De vez en cuando, los españoles, los europeos, nos
despertamos de nuestros cómodos sueños o de nuestras peores pesadillas con el
sobresalto de una muerte colectiva de esos hombres y mujeres que llaman a
nuestra puerta acuciados por el hambre, la miseria y la guerra. Es duro. Tan
duro como lo sería encontrar cada mañana a la puerta de nuestras casas,
confortables o no, el cadáver de un indigente que trataba de acceder
a nuestra comida o nuestro confort.

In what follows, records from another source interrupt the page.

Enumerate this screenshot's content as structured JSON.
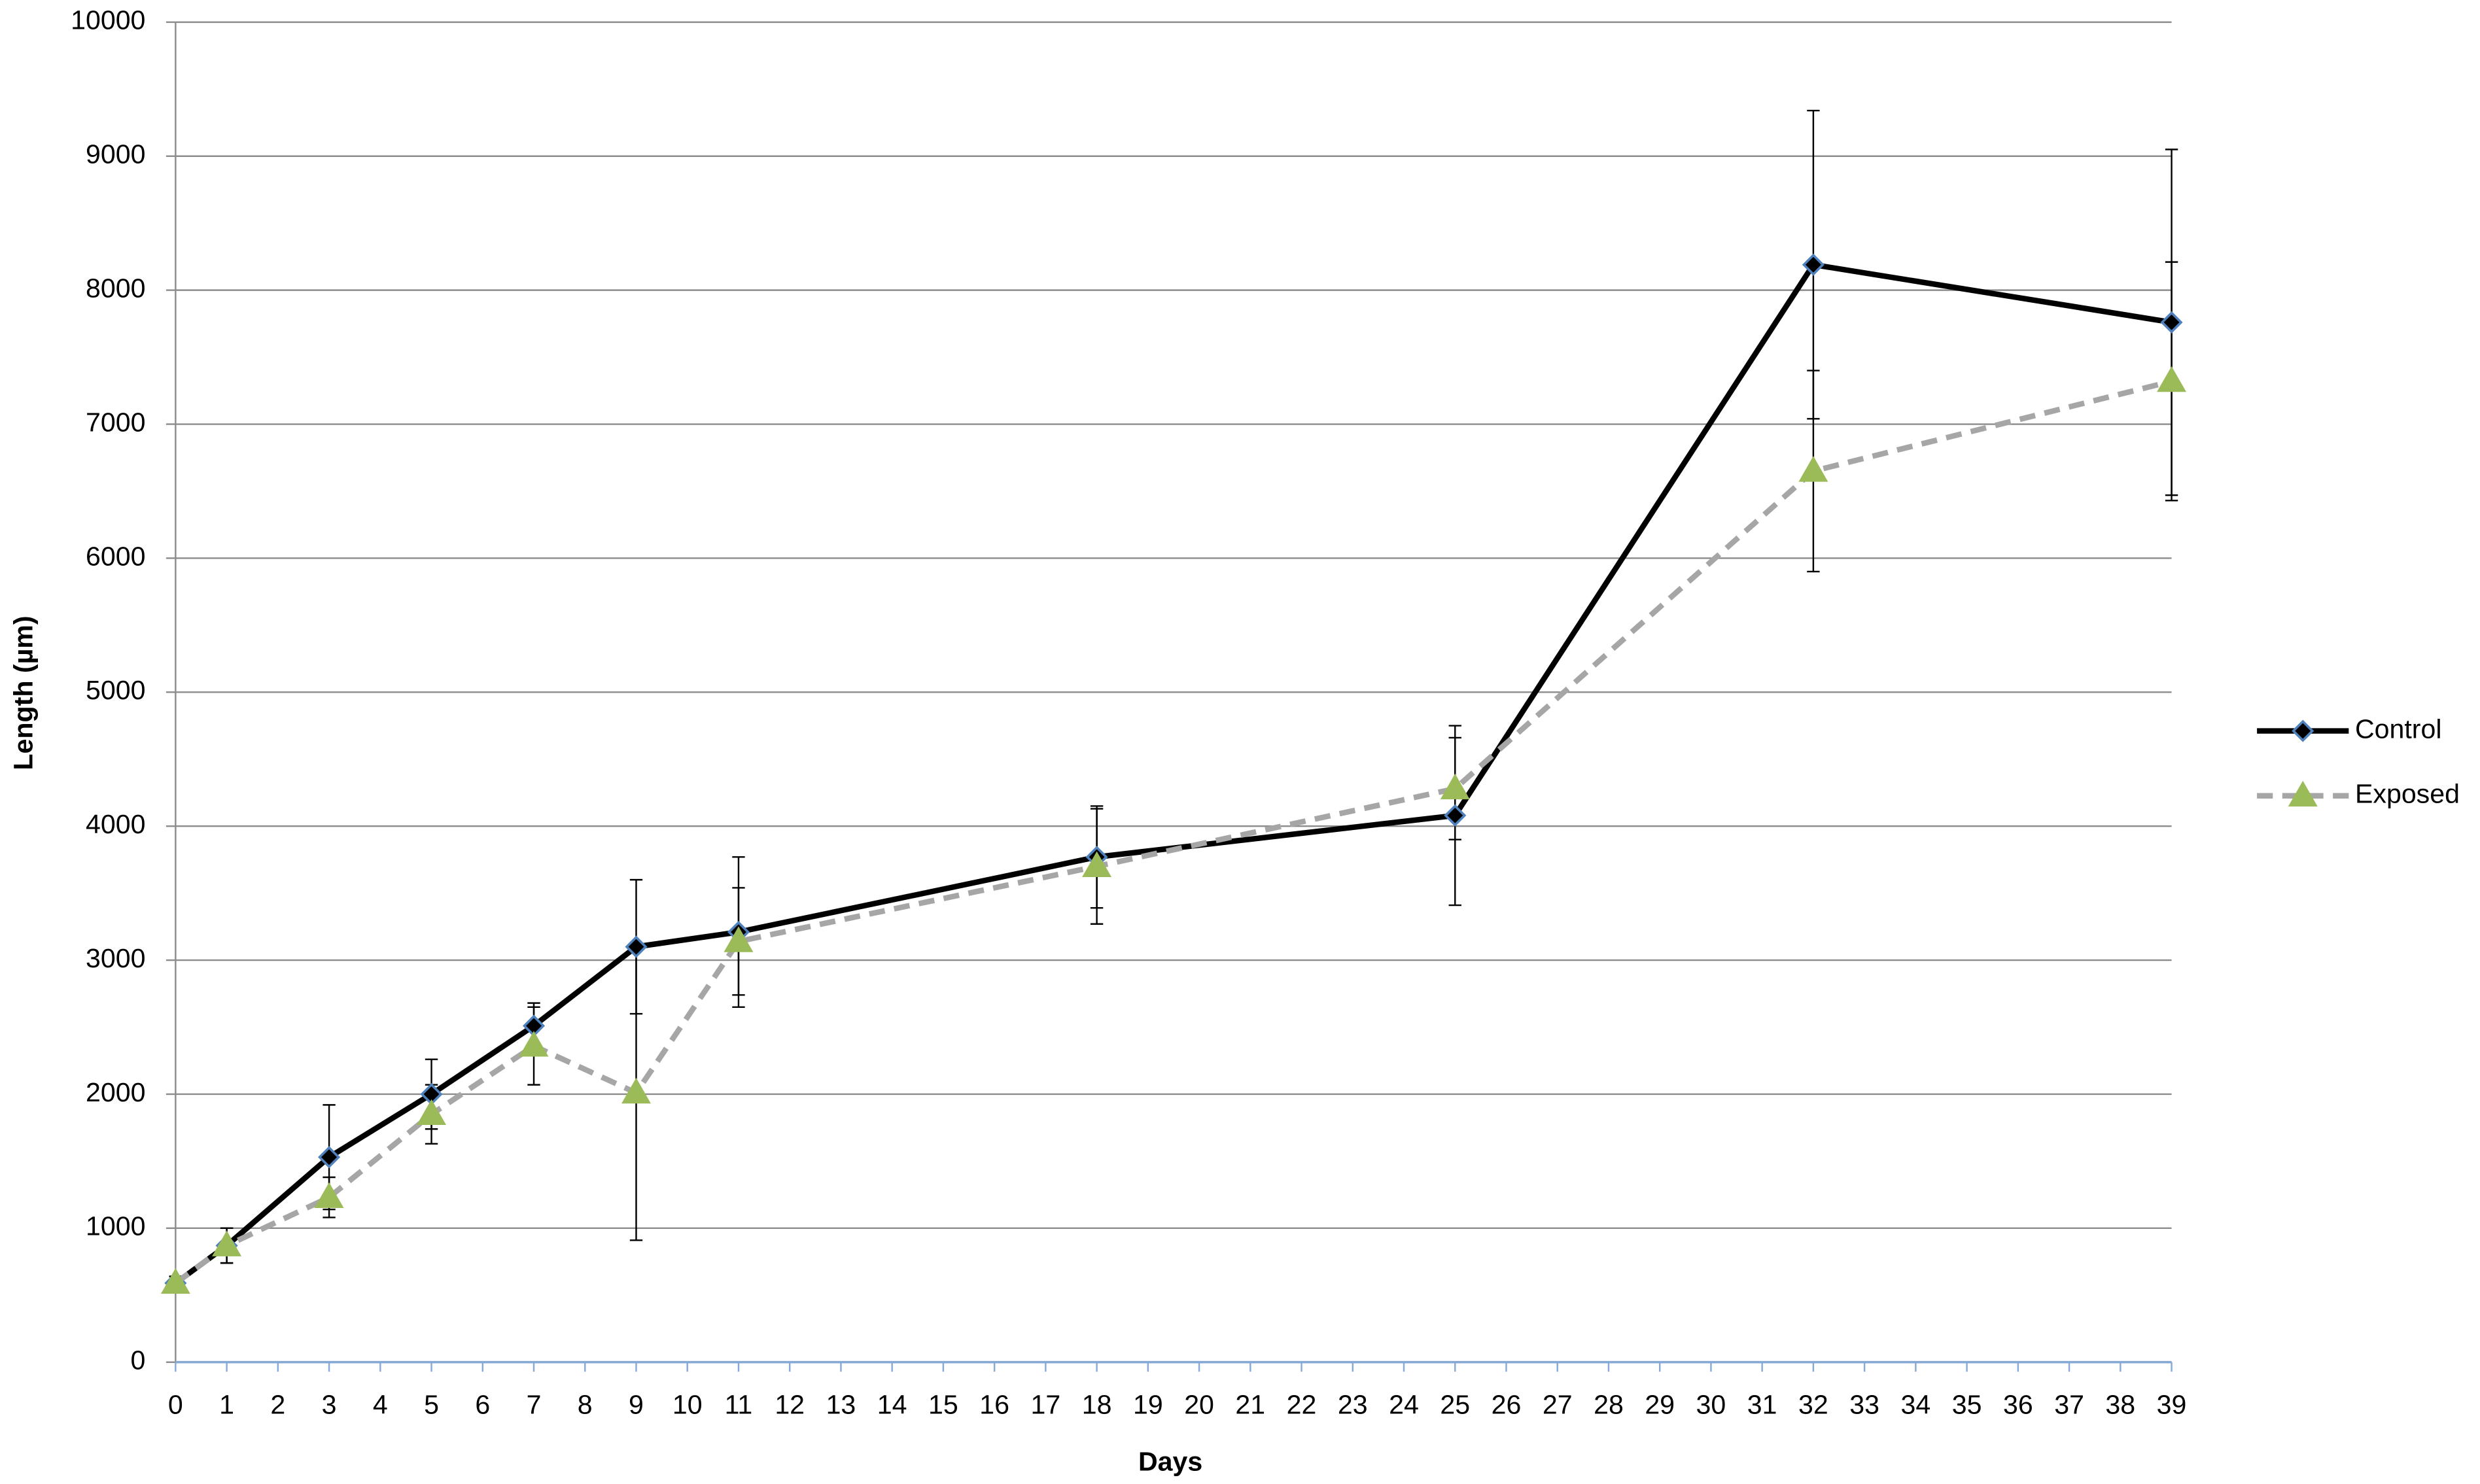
{
  "chart_data": {
    "type": "line",
    "xlabel": "Days",
    "ylabel": "Length (µm)",
    "x": [
      0,
      1,
      3,
      5,
      7,
      9,
      11,
      18,
      25,
      32,
      39
    ],
    "series": [
      {
        "name": "Control",
        "color": "#000000",
        "marker_fill": "#000000",
        "marker_stroke": "#4f81bd",
        "marker": "diamond",
        "dashed": false,
        "values": [
          590,
          870,
          1530,
          2000,
          2510,
          3100,
          3210,
          3770,
          4080,
          8190,
          7760
        ],
        "errors": [
          50,
          130,
          390,
          260,
          170,
          500,
          560,
          380,
          670,
          1150,
          1290
        ]
      },
      {
        "name": "Exposed",
        "color": "#a6a6a6",
        "marker_fill": "#9bbb59",
        "marker_stroke": "#9bbb59",
        "marker": "triangle",
        "dashed": true,
        "values": [
          590,
          870,
          1230,
          1850,
          2360,
          2010,
          3140,
          3700,
          4280,
          6650,
          7320
        ],
        "errors": [
          50,
          130,
          150,
          220,
          290,
          1100,
          400,
          430,
          380,
          750,
          890
        ]
      }
    ],
    "xlim": [
      0,
      39
    ],
    "xticks": [
      0,
      1,
      2,
      3,
      4,
      5,
      6,
      7,
      8,
      9,
      10,
      11,
      12,
      13,
      14,
      15,
      16,
      17,
      18,
      19,
      20,
      21,
      22,
      23,
      24,
      25,
      26,
      27,
      28,
      29,
      30,
      31,
      32,
      33,
      34,
      35,
      36,
      37,
      38,
      39
    ],
    "ylim": [
      0,
      10000
    ],
    "yticks": [
      0,
      1000,
      2000,
      3000,
      4000,
      5000,
      6000,
      7000,
      8000,
      9000,
      10000
    ],
    "grid": true,
    "legend": "right"
  }
}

Pero no hay por qué preocuparse,
porque, al final, todo pasa y queda reducido a unas imágenes desagradables
en los telediarios a la incómoda hora de la comida o de la cena, a unas
explicaciones ´tan asépticas como inverosímiles del ministro
"portero" y a unas cuantas opiniones cruzadas sobre la conveniencia o
no de blindar la puerta de nuestra casa con alambradas o cuchillas.

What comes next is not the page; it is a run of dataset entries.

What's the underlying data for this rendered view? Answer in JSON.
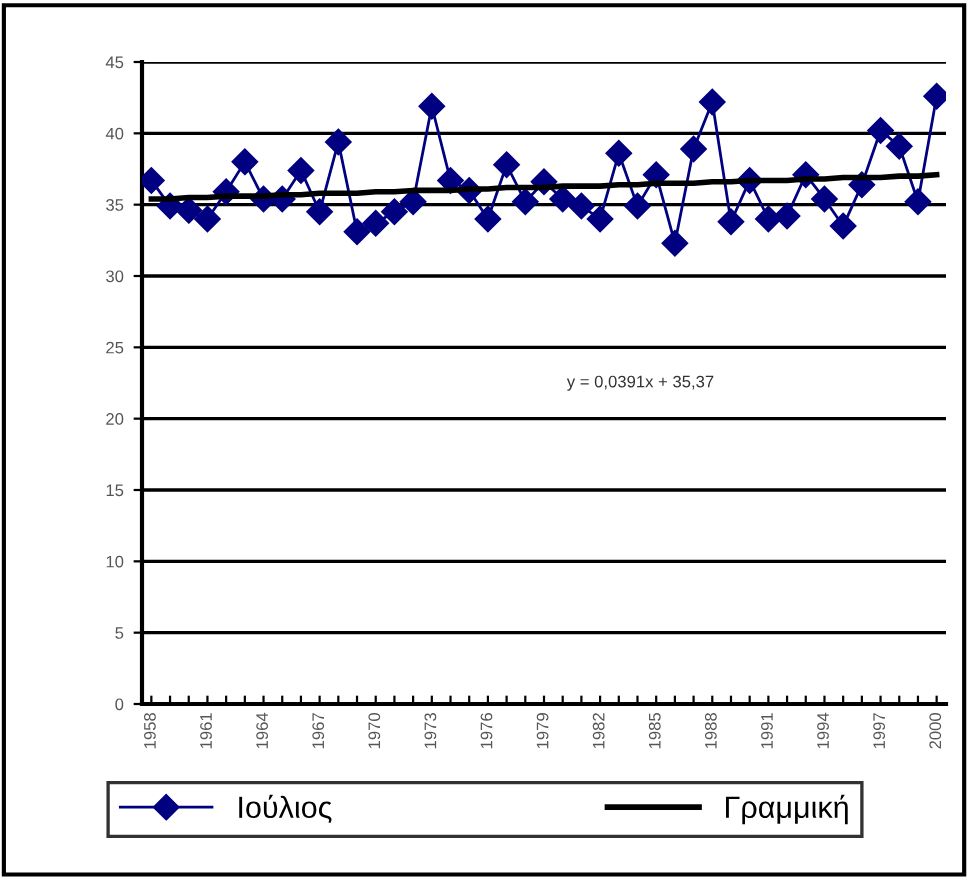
{
  "chart_data": {
    "type": "line",
    "categories": [
      "1958",
      null,
      null,
      "1961",
      null,
      null,
      "1964",
      null,
      null,
      "1967",
      null,
      null,
      "1970",
      null,
      null,
      "1973",
      null,
      null,
      "1976",
      null,
      null,
      "1979",
      null,
      null,
      "1982",
      null,
      null,
      "1985",
      null,
      null,
      "1988",
      null,
      null,
      "1991",
      null,
      null,
      "1994",
      null,
      null,
      "1997",
      null,
      null,
      "2000"
    ],
    "series": [
      {
        "name": "Ιούλιος",
        "color": "#000080",
        "marker": "diamond",
        "values": [
          36.7,
          34.9,
          34.6,
          34.0,
          35.9,
          38.0,
          35.4,
          35.4,
          37.4,
          34.5,
          39.4,
          33.1,
          33.7,
          34.5,
          35.2,
          41.9,
          36.7,
          36.0,
          34.0,
          37.8,
          35.2,
          36.6,
          35.4,
          34.9,
          34.0,
          38.6,
          34.9,
          37.1,
          32.3,
          38.9,
          42.2,
          33.8,
          36.7,
          34.0,
          34.2,
          37.1,
          35.4,
          33.5,
          36.4,
          40.2,
          39.1,
          35.2,
          42.6
        ]
      },
      {
        "name": "Γραμμική",
        "color": "#000000",
        "marker": "none",
        "values": [
          35.4,
          35.4,
          35.5,
          35.5,
          35.6,
          35.6,
          35.6,
          35.7,
          35.7,
          35.8,
          35.8,
          35.8,
          35.9,
          35.9,
          36.0,
          36.0,
          36.0,
          36.1,
          36.1,
          36.2,
          36.2,
          36.2,
          36.3,
          36.3,
          36.3,
          36.4,
          36.4,
          36.5,
          36.5,
          36.5,
          36.6,
          36.6,
          36.7,
          36.7,
          36.7,
          36.8,
          36.8,
          36.9,
          36.9,
          36.9,
          37.0,
          37.0,
          37.1
        ]
      }
    ],
    "ylim": [
      0,
      45
    ],
    "yticks": [
      0,
      5,
      10,
      15,
      20,
      25,
      30,
      35,
      40,
      45
    ],
    "grid": "y",
    "legend": "bottom",
    "annotations": [
      "y = 0,0391x + 35,37"
    ]
  }
}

Tragedias como la de ayer en la playa de Ceuta o como la
superlativa ocurrida hace apenas unos meses en aguas de Lampedusa
están ya protocoliazdas en las redacciones de los distintos medios de
comunicación y, cómo no, también para las autoridades que podrían paliarlas, si
no evitarlas. Todos hemos visto las imágenes de esos seres humanos detrás que
se mueven por centenares de una verja que contradice los propósitos de
cualquier estado democrático, también las de esas avalanchas con las
que, desesperados, tratan de alcanzar su meta a sabiendas de que apenas unos
cuantos van a conseguirlo y, si lo hacen, es a costa del fracaso de los
demás... y qué decir de las tristes imágenes de los cadáveres hinchados o los
cuerpos heridos o ateridos de frío, de esos hombres, mujeres y niños de mirada
perdida con una bebida caliente en las manos y cubiertos con una manta que,
muchas veces, es lo único que van a obtener del país que, por fin, han pisado.

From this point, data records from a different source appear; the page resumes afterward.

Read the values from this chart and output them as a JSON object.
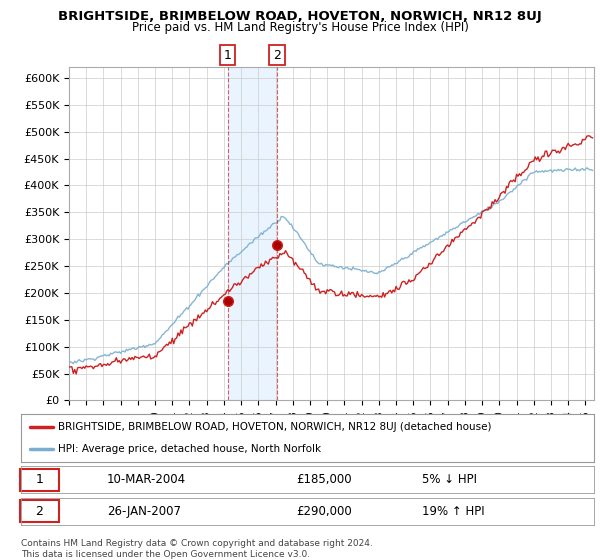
{
  "title": "BRIGHTSIDE, BRIMBELOW ROAD, HOVETON, NORWICH, NR12 8UJ",
  "subtitle": "Price paid vs. HM Land Registry's House Price Index (HPI)",
  "ylabel_ticks": [
    "£0",
    "£50K",
    "£100K",
    "£150K",
    "£200K",
    "£250K",
    "£300K",
    "£350K",
    "£400K",
    "£450K",
    "£500K",
    "£550K",
    "£600K"
  ],
  "ytick_values": [
    0,
    50000,
    100000,
    150000,
    200000,
    250000,
    300000,
    350000,
    400000,
    450000,
    500000,
    550000,
    600000
  ],
  "ylim": [
    0,
    620000
  ],
  "hpi_color": "#7aadcf",
  "price_color": "#cc2222",
  "marker1_t": 2004.21,
  "marker1_price": 185000,
  "marker2_t": 2007.08,
  "marker2_price": 290000,
  "span_color": "#ddeeff",
  "span_alpha": 0.6,
  "legend_line1": "BRIGHTSIDE, BRIMBELOW ROAD, HOVETON, NORWICH, NR12 8UJ (detached house)",
  "legend_line2": "HPI: Average price, detached house, North Norfolk",
  "table_row1_num": "1",
  "table_row1_date": "10-MAR-2004",
  "table_row1_price": "£185,000",
  "table_row1_info": "5% ↓ HPI",
  "table_row2_num": "2",
  "table_row2_date": "26-JAN-2007",
  "table_row2_price": "£290,000",
  "table_row2_info": "19% ↑ HPI",
  "footer": "Contains HM Land Registry data © Crown copyright and database right 2024.\nThis data is licensed under the Open Government Licence v3.0.",
  "background_color": "#ffffff",
  "grid_color": "#cccccc"
}
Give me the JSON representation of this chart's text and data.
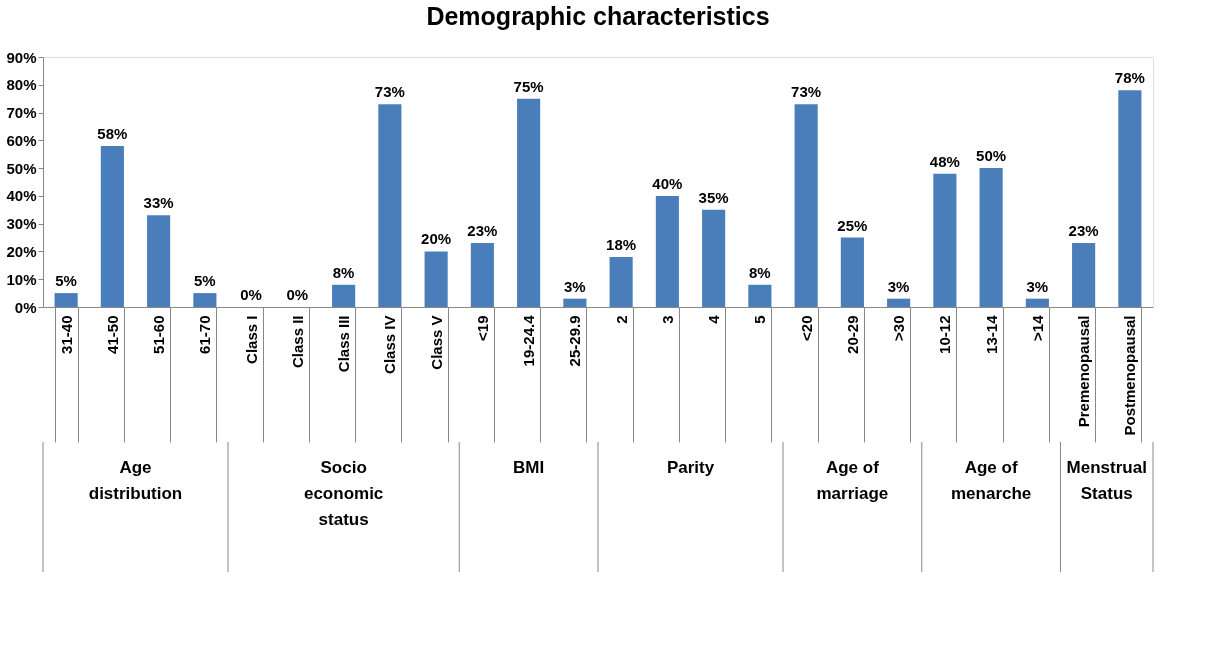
{
  "chart_data": {
    "type": "bar",
    "title": "Demographic characteristics",
    "categories": [
      "31-40",
      "41-50",
      "51-60",
      "61-70",
      "Class I",
      "Class II",
      "Class III",
      "Class IV",
      "Class V",
      "<19",
      "19-24.4",
      "25-29.9",
      "2",
      "3",
      "4",
      "5",
      "<20",
      "20-29",
      ">30",
      "10-12",
      "13-14",
      ">14",
      "Premenopausal",
      "Postmenopausal"
    ],
    "values": [
      5,
      58,
      33,
      5,
      0,
      0,
      8,
      73,
      20,
      23,
      75,
      3,
      18,
      40,
      35,
      8,
      73,
      25,
      3,
      48,
      50,
      3,
      23,
      78
    ],
    "value_labels": [
      "5%",
      "58%",
      "33%",
      "5%",
      "0%",
      "0%",
      "8%",
      "73%",
      "20%",
      "23%",
      "75%",
      "3%",
      "18%",
      "40%",
      "35%",
      "8%",
      "73%",
      "25%",
      "3%",
      "48%",
      "50%",
      "3%",
      "23%",
      "78%"
    ],
    "color": "#4a7ebb",
    "ylim": [
      0,
      90
    ],
    "yticks": [
      {
        "value": 0,
        "label": "0%"
      },
      {
        "value": 10,
        "label": "10%"
      },
      {
        "value": 20,
        "label": "20%"
      },
      {
        "value": 30,
        "label": "30%"
      },
      {
        "value": 40,
        "label": "40%"
      },
      {
        "value": 50,
        "label": "50%"
      },
      {
        "value": 60,
        "label": "60%"
      },
      {
        "value": 70,
        "label": "70%"
      },
      {
        "value": 80,
        "label": "80%"
      },
      {
        "value": 90,
        "label": "90%"
      }
    ],
    "grid": false,
    "annotations": [
      "Age\ndistribution",
      "Socio\neconomic\nstatus",
      "BMI",
      "Parity",
      "Age of\nmarriage",
      "Age of\nmenarche",
      "Menstrual\nStatus"
    ]
  }
}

Son pequeños sobresaltos que sufrimos ante un plato de
comida o con una taza de café en la mano, acompañados de su monótona
banda sonora de salmodias, mentiras o exageraciones, que no son sino otra forma
de mentira, sobre las circunstancias de lo ocurrido. Exageraciones que
alimentan temores ciudadanos y mentiras que tratan de justificar u ocultar los
excesos de quienes deberían esforzarse en hacer y cumplir y, sobre todo,
cumplir la ley.
En la tragedia de ayer perdieron la vida al menos nueve
personas -ese es el número de cadáveres recuperados- pero podrían ser o haber
sido más, porque se hizo fuego real o ficticio, con proyectiles de plomo o de
goma, contra seres humanos asustados que, en algunos casos, se enfrentaban por
primera vez y en pleno invierno a las frías y revueltas aguas del
mar. Desde el gobierno se insiste en que sólo hubo disparos de fogueo y en
que sólo se lanzaron pelotas de goma, pero no a las personas. Y lo dicen
para desmentir o esquivar las acusaciones de haber disparado a las cámaras de
neumáticos que los "asaltantes" que no sabían nadar usaron como flotadores,
flotadores inexistentes, según los corifeos del ministro y compañía, pese a que
pueden verse en las fotos de la escena.
Y mientras, la Europa que impone la política económica y
monetaria, la que legisla, y no niego que lo haga con razón, sobre el espacio
vital de las gallinas, mira para otro lado y únicamente se limita a las buenas
palabras y a las vagas promesas, cuando alguno de estos sobresaltos
ocurrido a las puertas del territorio de sus socios del sur les
despierta de su plácido sueño de opulencia.
Pero esa no es más que la política del avestruz, porque,
mientras no se ayude a que los países de los que proceden las víctimas
prosperen en democracia, trabajo y riqueza, los sobresaltos y el progreso
del radicalismo en África se sucederán cada vez con más frecuencia.